慢性的な睡眠不足は認知症のリスクを高める可能性がある(写真:Graphs/PIXTA)

睡眠不足が認知症のリスクを高める可能性はあるのか。

研究者はかねて睡眠と認知機能低下の関係を明らかにしようとしてきたが、なかなか答えにたどり着けないでいる。認知症につながる脳の変化が原因で睡眠不足になっているのか、それとも睡眠不足が原因で認知症につながる脳の変化が起きているか、その判別が難しいからだ。

だが、新たに発表された大規模研究はこれまでになく説得力がある。50〜60代で睡眠不足だった人は後に認知症になるリスクが高まる可能性がある、というものだ。

6時間以下の睡眠で危険度は3割上昇

学術誌『ネイチャーコミュニケーションズ』で4月20日に公開されたこの研究には限界もあるが、さまざまな点で説得力がある。これはイギリスで約8000人を50歳以降から約25年にわたって追跡調査したもの。

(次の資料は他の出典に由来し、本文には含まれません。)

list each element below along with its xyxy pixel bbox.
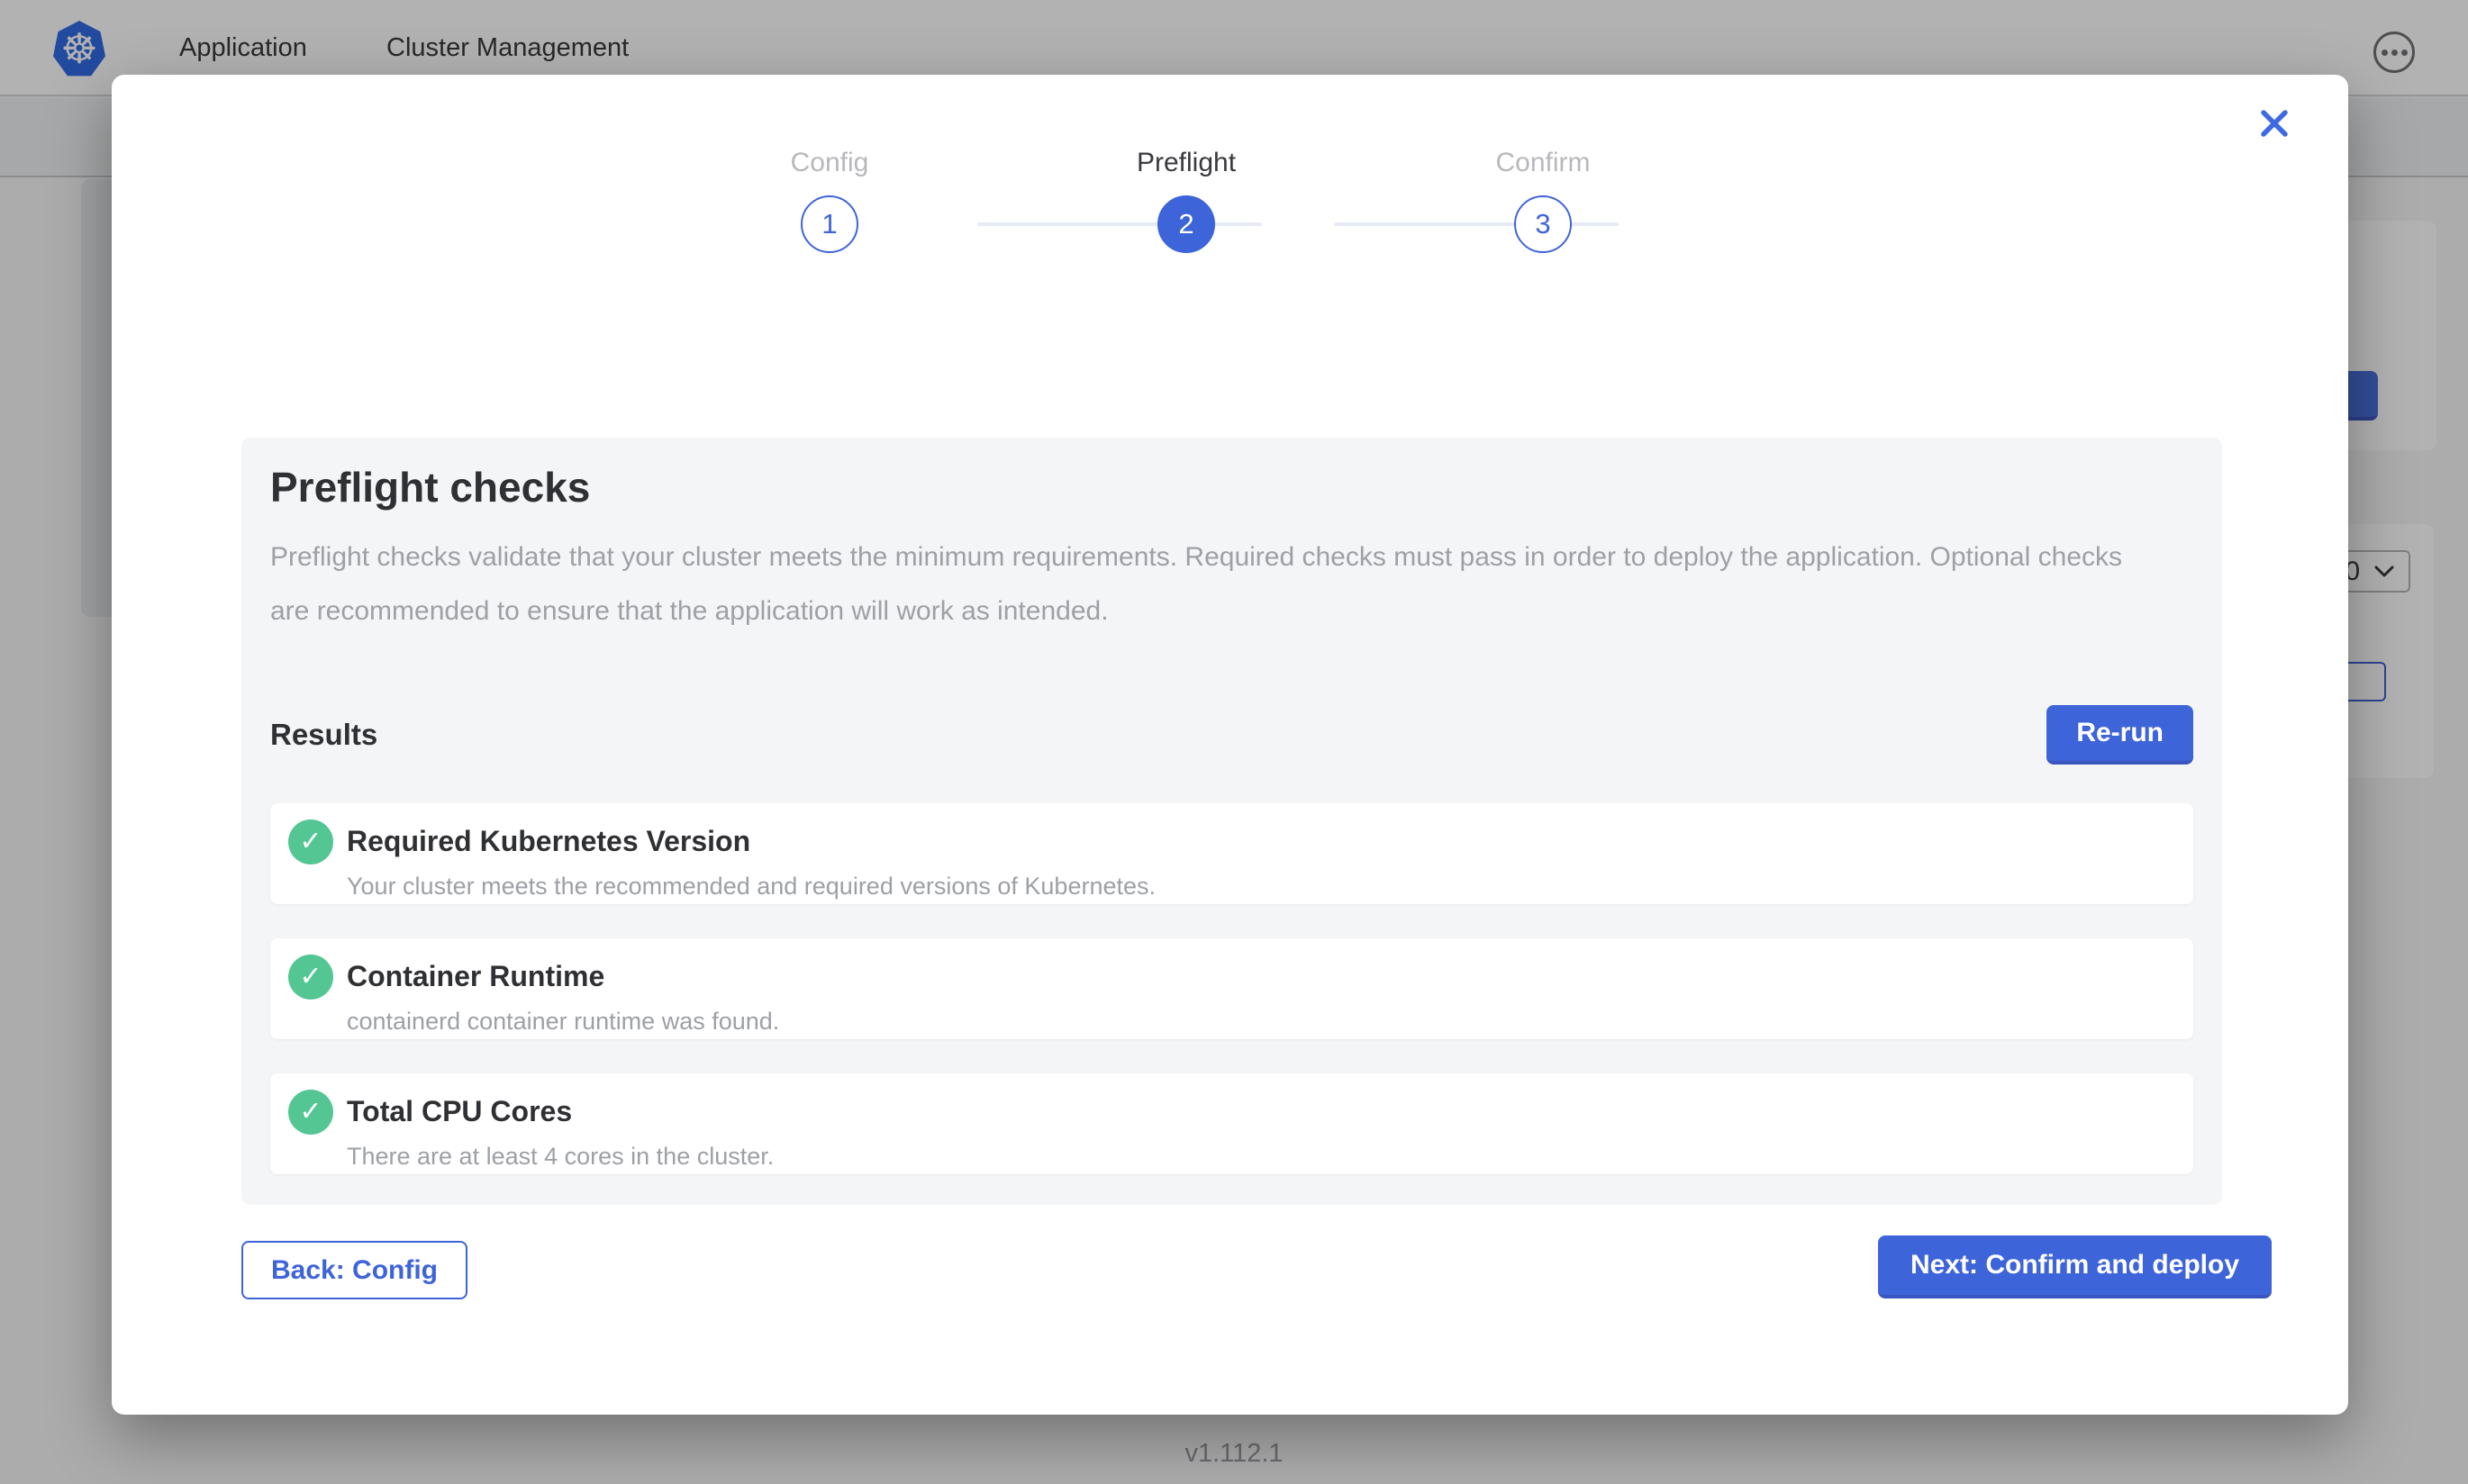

平日夜の睡眠時間が平均6時間以下だと繰り返し回答していた人は、普段7時間の睡眠(同研究ではこれが「正常」の睡眠と定義されている)をとっていた人に対し、30年近くたってから認知症と診断される確率がおよそ30%も高くなることがわかった。

「認知症と診断される30年近く前に、認知症の症状として睡眠不足になっていた可能性は極めて低い。これは睡眠不足が実際に危険因子であることを強く裏付ける重要な研究だ」。カリフォルニア大学サンフランシスコ校のクリスティン・ヤッフェ教授(神経学、精神医学)はそう話す。教授は今回の研究には関与していない。

認知症では記憶・思考障害が表れる15〜20年ほど前に、アルツハイマー病との関連が指摘されるタンパク質が蓄積するといった変化が脳で始まることが知られている。認知症になる約15〜20年前に表れた睡眠障害は、認知症の症状だった可能性もあるということだ。

このため「鶏が先か卵が先か、つまり睡眠障害と認知症の病理的変化のどちらが先なのかという点」が問題になってきた、とセントルイス・ワシントン大学医学部で生体リズム・睡眠センターの共同所長を務めるエリック・ミューシック准教授(神経学)は指摘する。准教授も今回の研究には関与していない。